Alpari’s story continues to fascinate: Alpari UK initially announced they have entered insolvency, then changed its position stating it has NOT entered a formal insolvency and is checking out the options, including a sale.
And now there is more news from both the UK unit and the Japanese one:
Forex Magnates now reports that Alpari UK is now in hectic acquisition negotiations that could result in a sale in the upcoming days. FM also reveals:
It has also been revealed to us that the amount of negative client balances Alpari UK is on the hook for is about $45 million, while the firm’s client equity is estimated to be around $100 million. The breakdown of the negative exposure is $20-$25 million in liabilities and about $15-$25 million in regulatory capital shortfall.
Update: Sunday, 16:00 GMT: Forex Magnates now reports the FXCM is emerging as the potential buyer of Alpari UK.
Update Monday, 9:18 GMT: LeapRate reports that Alpari UK denies an acquisition by FXCM.

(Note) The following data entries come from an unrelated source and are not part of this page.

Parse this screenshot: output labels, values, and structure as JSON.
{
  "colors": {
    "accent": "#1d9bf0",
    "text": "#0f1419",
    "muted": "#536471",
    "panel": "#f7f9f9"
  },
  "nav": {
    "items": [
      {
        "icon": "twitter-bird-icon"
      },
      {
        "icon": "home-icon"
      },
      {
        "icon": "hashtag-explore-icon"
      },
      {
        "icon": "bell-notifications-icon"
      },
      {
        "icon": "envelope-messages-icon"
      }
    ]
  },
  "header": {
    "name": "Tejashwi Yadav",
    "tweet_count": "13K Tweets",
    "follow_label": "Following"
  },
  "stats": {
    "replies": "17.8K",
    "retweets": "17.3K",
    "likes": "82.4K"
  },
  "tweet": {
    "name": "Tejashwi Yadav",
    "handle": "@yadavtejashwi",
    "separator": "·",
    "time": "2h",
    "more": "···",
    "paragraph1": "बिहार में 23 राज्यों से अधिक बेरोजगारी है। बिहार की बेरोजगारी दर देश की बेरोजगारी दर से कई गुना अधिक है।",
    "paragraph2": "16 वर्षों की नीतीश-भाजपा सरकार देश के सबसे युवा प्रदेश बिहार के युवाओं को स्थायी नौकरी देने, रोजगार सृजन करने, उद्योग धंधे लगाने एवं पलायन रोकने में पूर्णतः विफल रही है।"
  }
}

Update Monday 10:10 GMT: Will Australia’s Pepperstone acquire the troubled firm? – New report emerging
Update, Monday 16:30 GMT: Alpari UK enters administration after no buyers found
But while the drama in the UK continues, Alpari Japan has advised its clients to withdraw funds as the parent company is insolvent. Leap Rate reports:
The Japanese subsidiary of the British division of Alpari advises that, as client funds are segregated from operating and trading capital, they will be returned in due course to clients, however operations have ceased, meanwhile Alpari UK has stated that it continues to explore its options and is in search of a potential purchaser.
The story of Alpari UK and FXCM (which received a lifeline from Leucadia and is returning to normal business after some turbulent times) are the biggest. Some other brokers have suffered losses, others have made profits.